The Mexicans and Asians are fucked. They'll have to sit this election out because they don't have anyone who represents their sex or race. Lucky bastards.
What pisses me off to no end, is that if the Democrats and Obama had chosen Hillary Clinton as a running mate, they would have been criticized and ridiculed for choosing firstly a woman and secondly, a damn tough bitch. The Republicans would have pointed out that just because Hillary is a woman, she didn't deserve the American female vote, but instead, all parties should be judged on their performance and experience.
Now that the Republicans have a woman on their ballot, those reasons are thrown out the window. Did you hear that speech? "I am just a regular hockey mom." "What's the difference between a hockey mom and a pitbull? A hockey mom wears lipstick." Wow Palin, you must crack yourself up a lot.
Yeah, because that's exactly who I want running this country when that zombied corpse McCain finally kicks the bucket after his first year in office. A fucking hockey mom. You think I should identify with you because you are a woman, you have 5 kids whom you love and drive to school everyday?
First of all, put the dick down. Do they not have fucking television in Alaska? Are you fucking to stay warm? Are you a sex addict? And what the fuck were you smoking when you named your kids? Piper, Willow, Bristol, Trig and Track. Where's Field? Cross Country? How about Snap, Crackle and Pop? You fucking retard.
Then it gets really good. I start reading about you and realize:
1. You're a hunter. You love to kill you some bear, deer and shiz. You have a full bear skin laying on the couch in your Alaskan office. You went moose hunting with your dad as a young kid.
2. You and your husband believe Alaska should not be part of the United States, but a country of its own.
3. You finished second in the Miss Alaska pageant and your talent was playing flute. (One time, at band camp...)
4. You admit to smoking marijuana but say you did not enjoy it. (Your children's names are fucked up, and you have a Down's baby. I think you enjoyed it plenty)
5. You believe in banning books you don't agree with from libraries.
6. You promoted oil and natural gas development in Alaska, including drilling in the Alaskan National Wildlife Refuge.
7. You supported a policy allowing state biologists to hunt down and shoot wolves from helicopters to increase the moose population, so that hunters like you would have more moose to hunt.

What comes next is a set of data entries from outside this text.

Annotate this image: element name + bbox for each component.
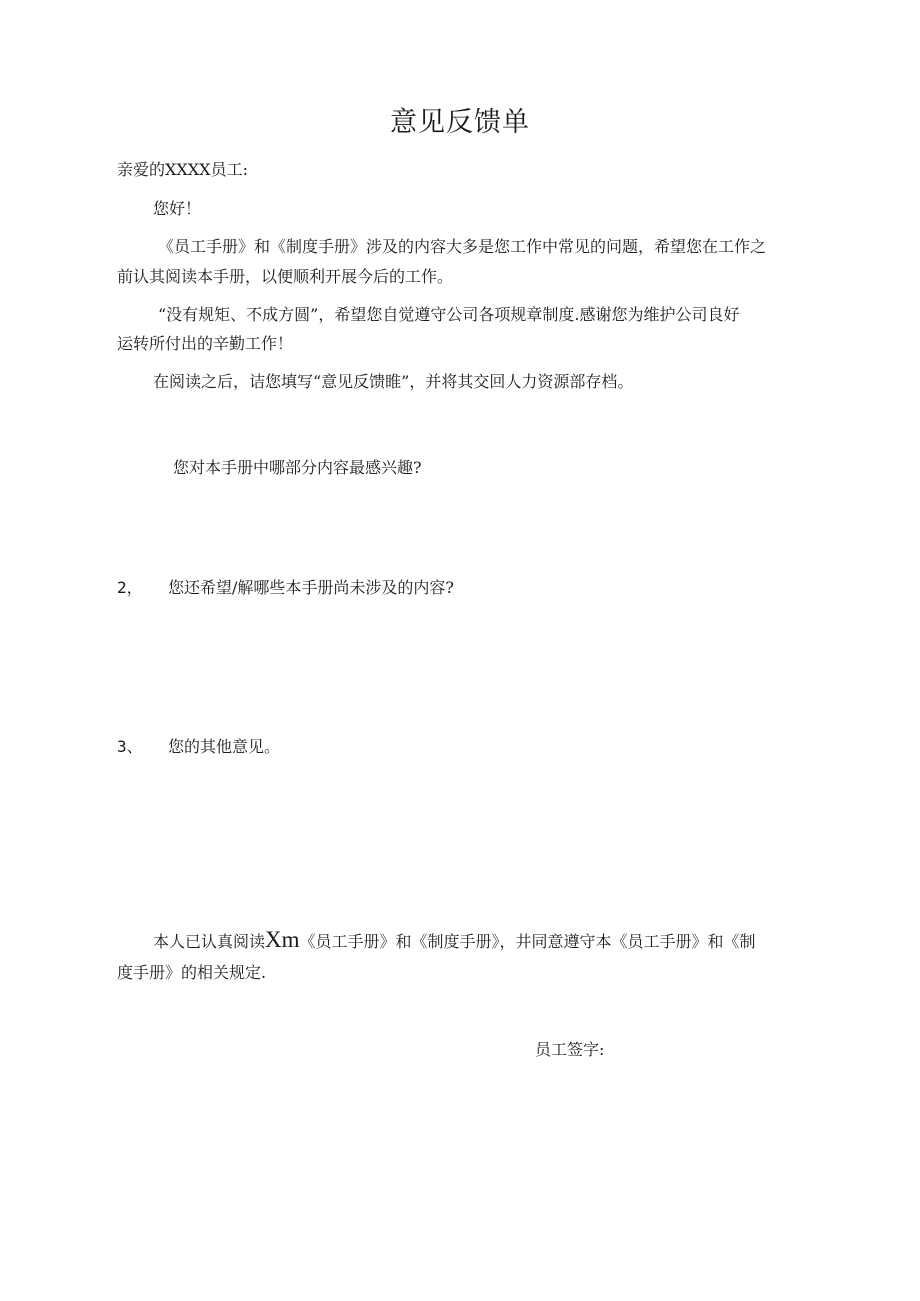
question-3-number: 3、 (117, 737, 143, 756)
acknowledgement-line-1-rest: 《员工手册》和《制度手册》，井同意遵守本《员工手册》和《制 (299, 932, 756, 951)
signature-label: 员工签字: (535, 1040, 605, 1059)
acknowledgement-line-1 (153, 924, 833, 958)
acknowledgement-xm: Xm (265, 927, 300, 952)
acknowledgement-prefix: 本人已认真阅读 (153, 932, 266, 951)
instruction-paragraph: 在阅读之后，诘您填写“意见反馈睢”，并将其交回人力资源部存档。 (153, 372, 634, 391)
intro-paragraph-line-2: 前认其阅读本手册，以便顺利开展今后的工作。 (117, 267, 454, 286)
rules-paragraph-line-2: 运转所付出的辛勤工作！ (117, 334, 294, 353)
greeting: 亲爱的XXXX员工: (117, 160, 248, 179)
question-2-number: 2， (117, 578, 143, 597)
question-2-text: 您还希望/解哪些本手册尚未涉及的内容? (168, 578, 454, 597)
intro-paragraph-line-1: 《员工手册》和《制度手册》涉及的内容大多是您工作中常见的问题，希望您在工作之 (158, 237, 767, 256)
hello-text: 您好！ (153, 199, 202, 218)
question-3-text: 您的其他意见。 (168, 737, 281, 756)
rules-paragraph-line-1: “没有规矩、不成方圆”，希望您自觉遵守公司各项规章制度.感谢您为维护公司良好 (158, 305, 740, 324)
question-1-text: 您对本手册中哪部分内容最感兴趣? (173, 458, 422, 477)
page-title: 意见反馈单 (390, 107, 530, 138)
acknowledgement-line-2: 度手册》的相关规定. (117, 963, 267, 982)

8. You believe polar bears should be hunted and not placed on the endangered species list.
9. You describe yourself "as pro-life as pro-life can be." (You refused an early abortion even after it became clear your youngest son had Down's Syndrome).

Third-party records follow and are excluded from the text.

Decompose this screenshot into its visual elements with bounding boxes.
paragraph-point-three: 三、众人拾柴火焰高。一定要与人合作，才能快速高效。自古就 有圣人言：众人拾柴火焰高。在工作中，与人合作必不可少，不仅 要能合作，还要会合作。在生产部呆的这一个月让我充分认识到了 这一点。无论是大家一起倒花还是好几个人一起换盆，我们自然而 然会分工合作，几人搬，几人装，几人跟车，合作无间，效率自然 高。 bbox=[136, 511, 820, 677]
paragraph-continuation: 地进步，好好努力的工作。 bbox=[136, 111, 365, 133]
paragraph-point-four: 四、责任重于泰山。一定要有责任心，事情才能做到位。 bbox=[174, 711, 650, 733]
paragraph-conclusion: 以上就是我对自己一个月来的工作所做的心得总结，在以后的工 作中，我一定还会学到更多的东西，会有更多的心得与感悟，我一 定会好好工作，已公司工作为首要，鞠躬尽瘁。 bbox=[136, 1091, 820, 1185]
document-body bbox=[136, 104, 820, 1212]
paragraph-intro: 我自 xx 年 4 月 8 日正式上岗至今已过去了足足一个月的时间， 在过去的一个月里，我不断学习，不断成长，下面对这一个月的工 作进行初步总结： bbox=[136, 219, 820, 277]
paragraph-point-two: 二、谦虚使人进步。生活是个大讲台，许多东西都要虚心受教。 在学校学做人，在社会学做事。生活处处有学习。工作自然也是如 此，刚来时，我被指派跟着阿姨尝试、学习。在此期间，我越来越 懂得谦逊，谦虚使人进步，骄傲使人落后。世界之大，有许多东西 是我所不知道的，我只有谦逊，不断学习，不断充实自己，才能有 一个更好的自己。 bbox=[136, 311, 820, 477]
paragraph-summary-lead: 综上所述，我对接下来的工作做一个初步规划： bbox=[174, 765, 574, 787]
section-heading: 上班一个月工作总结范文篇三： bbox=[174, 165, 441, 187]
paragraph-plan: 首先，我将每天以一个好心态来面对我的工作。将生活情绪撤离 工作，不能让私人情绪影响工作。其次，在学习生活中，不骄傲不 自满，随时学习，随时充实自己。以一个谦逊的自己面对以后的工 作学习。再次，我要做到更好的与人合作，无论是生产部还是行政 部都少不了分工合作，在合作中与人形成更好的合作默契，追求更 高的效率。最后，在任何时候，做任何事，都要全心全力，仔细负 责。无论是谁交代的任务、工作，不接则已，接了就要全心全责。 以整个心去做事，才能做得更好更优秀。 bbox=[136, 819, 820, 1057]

10. Your favorite activities are hunting, ice-fishing and riding snowmobiles.( And readjusting that big cock you got between your legs.)
11. When asked about Iraq, you said "there is a plan, and that plan is God's plan." (what the fuck does God have to do with Iraq???)

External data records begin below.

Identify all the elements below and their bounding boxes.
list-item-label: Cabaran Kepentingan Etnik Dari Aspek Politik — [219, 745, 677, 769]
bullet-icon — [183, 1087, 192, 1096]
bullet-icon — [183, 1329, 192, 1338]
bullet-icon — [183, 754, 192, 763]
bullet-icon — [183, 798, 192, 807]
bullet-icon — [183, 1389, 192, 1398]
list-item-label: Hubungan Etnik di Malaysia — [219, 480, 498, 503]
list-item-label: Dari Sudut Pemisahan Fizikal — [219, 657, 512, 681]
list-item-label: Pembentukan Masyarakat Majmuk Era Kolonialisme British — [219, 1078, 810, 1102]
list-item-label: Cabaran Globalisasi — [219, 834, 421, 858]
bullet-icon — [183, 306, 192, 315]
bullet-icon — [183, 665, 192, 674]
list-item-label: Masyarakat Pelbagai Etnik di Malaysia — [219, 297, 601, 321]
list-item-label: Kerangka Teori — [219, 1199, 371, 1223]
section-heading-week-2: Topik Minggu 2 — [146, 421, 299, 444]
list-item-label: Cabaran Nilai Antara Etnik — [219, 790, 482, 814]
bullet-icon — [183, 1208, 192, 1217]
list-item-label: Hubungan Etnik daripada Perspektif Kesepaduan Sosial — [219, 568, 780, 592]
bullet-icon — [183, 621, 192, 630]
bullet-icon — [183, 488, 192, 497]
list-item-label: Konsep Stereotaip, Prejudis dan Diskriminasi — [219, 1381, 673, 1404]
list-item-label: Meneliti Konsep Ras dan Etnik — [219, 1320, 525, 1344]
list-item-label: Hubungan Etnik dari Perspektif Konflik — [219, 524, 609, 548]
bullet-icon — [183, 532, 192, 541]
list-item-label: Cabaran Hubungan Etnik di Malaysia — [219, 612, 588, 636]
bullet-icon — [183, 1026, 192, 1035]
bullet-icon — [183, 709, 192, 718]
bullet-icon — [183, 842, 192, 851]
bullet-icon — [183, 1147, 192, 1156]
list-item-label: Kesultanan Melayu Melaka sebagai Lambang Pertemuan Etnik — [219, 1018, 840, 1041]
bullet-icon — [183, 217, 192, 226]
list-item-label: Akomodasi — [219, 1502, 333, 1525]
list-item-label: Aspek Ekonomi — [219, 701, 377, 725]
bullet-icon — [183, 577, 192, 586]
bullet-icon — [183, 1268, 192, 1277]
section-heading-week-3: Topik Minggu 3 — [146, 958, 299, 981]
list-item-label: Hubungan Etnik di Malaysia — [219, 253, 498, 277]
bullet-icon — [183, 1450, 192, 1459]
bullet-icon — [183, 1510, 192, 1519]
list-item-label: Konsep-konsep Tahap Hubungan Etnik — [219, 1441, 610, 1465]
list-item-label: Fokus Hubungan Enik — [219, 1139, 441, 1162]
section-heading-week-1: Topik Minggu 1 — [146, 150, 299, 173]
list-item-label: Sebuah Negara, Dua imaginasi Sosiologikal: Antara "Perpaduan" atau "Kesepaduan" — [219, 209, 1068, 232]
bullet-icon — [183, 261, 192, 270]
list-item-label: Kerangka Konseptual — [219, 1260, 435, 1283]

12. You believe that terrorism against Israel is due to the disbelief in Jesus by the Jewish population. (just for this, you should be spanked with barbed wire)

So let me get this straight. Because I am a woman, I should vote for:
an animal killer
a confederate hillbilly
a failed beauty queen
a pot head
a Hitler fan
a polluter
an ignorant selfish idiot
a white trash tomboy
and a racist bible-thumper?

WHERE DO I SIGN UP??????

Just because you happen to have tits and a vagina like me does not mean you will get my vote, support or even remotely, my sympathy. I can't even feel bad for you that your son's life will be miserable with his disease, and that your poor daughter will have to raise a child most likely without a spouse, and with a complete asshole as a mother. Sarah Palin getting nominated for VP is the most demeaning thing to happen to women since bukkake videos.

Shit. Now I'm totally pissed off about something I can't change because I never bothered to get citizenship and can't vote. GOD BLESS THE USA!!!